# Frobenius series without recurrence relation

1. Oct 27, 2013

### um0123

1. The problem statement, all variables and given/known data

Consider

$x^2y''-xy'+n^2y=0$

where n is a constant.

a) find two linearly independent solutions in the form of a Frobenius series, initially keeping at least the first 3 terms. Can you find the solution to all orders?

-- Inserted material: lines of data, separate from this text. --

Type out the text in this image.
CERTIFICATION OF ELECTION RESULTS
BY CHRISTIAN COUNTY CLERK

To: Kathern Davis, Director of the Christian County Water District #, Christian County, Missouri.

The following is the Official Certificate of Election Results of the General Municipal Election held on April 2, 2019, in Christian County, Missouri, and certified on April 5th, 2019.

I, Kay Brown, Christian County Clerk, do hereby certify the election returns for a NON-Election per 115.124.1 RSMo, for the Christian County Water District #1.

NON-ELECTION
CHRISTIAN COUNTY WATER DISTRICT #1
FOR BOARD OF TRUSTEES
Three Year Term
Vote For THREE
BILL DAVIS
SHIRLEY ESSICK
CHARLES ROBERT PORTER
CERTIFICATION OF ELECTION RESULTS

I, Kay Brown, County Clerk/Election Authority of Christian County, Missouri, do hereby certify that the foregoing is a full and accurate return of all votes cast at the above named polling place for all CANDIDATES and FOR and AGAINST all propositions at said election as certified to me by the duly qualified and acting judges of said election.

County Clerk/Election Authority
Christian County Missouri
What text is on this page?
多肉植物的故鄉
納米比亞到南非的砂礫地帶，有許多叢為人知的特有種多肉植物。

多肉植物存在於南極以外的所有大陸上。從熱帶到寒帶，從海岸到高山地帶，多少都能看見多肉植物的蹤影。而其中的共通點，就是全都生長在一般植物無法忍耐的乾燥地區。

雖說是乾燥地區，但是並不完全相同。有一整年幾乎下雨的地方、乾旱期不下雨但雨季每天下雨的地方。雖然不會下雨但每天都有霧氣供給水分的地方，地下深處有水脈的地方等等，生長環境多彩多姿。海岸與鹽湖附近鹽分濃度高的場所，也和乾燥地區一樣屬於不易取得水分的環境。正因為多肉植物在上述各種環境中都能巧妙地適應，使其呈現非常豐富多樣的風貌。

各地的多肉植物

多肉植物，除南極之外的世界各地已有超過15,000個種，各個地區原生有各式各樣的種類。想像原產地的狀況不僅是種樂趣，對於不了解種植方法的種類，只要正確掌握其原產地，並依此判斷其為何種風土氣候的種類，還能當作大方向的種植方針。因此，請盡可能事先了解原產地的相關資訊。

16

b) for n=1 you shouild find only one linearly independent solution. If y_1(x) and y_2(x) are two independent solution for n=/= 1, us the fact that

$\tilde{y} = [1/(n-1)][y_1(x) - y_2(x)]$

is a solution and take the $n \rightarrow 1$ of it to find another solution.

2. Relevant equations

3. The attempt at a solution

I did the normal method of frobenius by taking the maclaurin expansion of y(x) and plugging it back in and got

$y(z) = \sum_{k = 0}^{ \infty} a_kx^{(k+s)}[n^2-(k+s)+(k+s)(k+s-1)] = 0$

and by asserting that a_0 does not equal 0 i solved for s and got

$s = 1 \pm \sqrt{1-n^2}$

But all the examples i have looked at have had another summation that starts at a different value of k in order to get a recurrence relationship between the coefficients. I only have one summation so i don't know what to do.

Last edited: Oct 28, 2013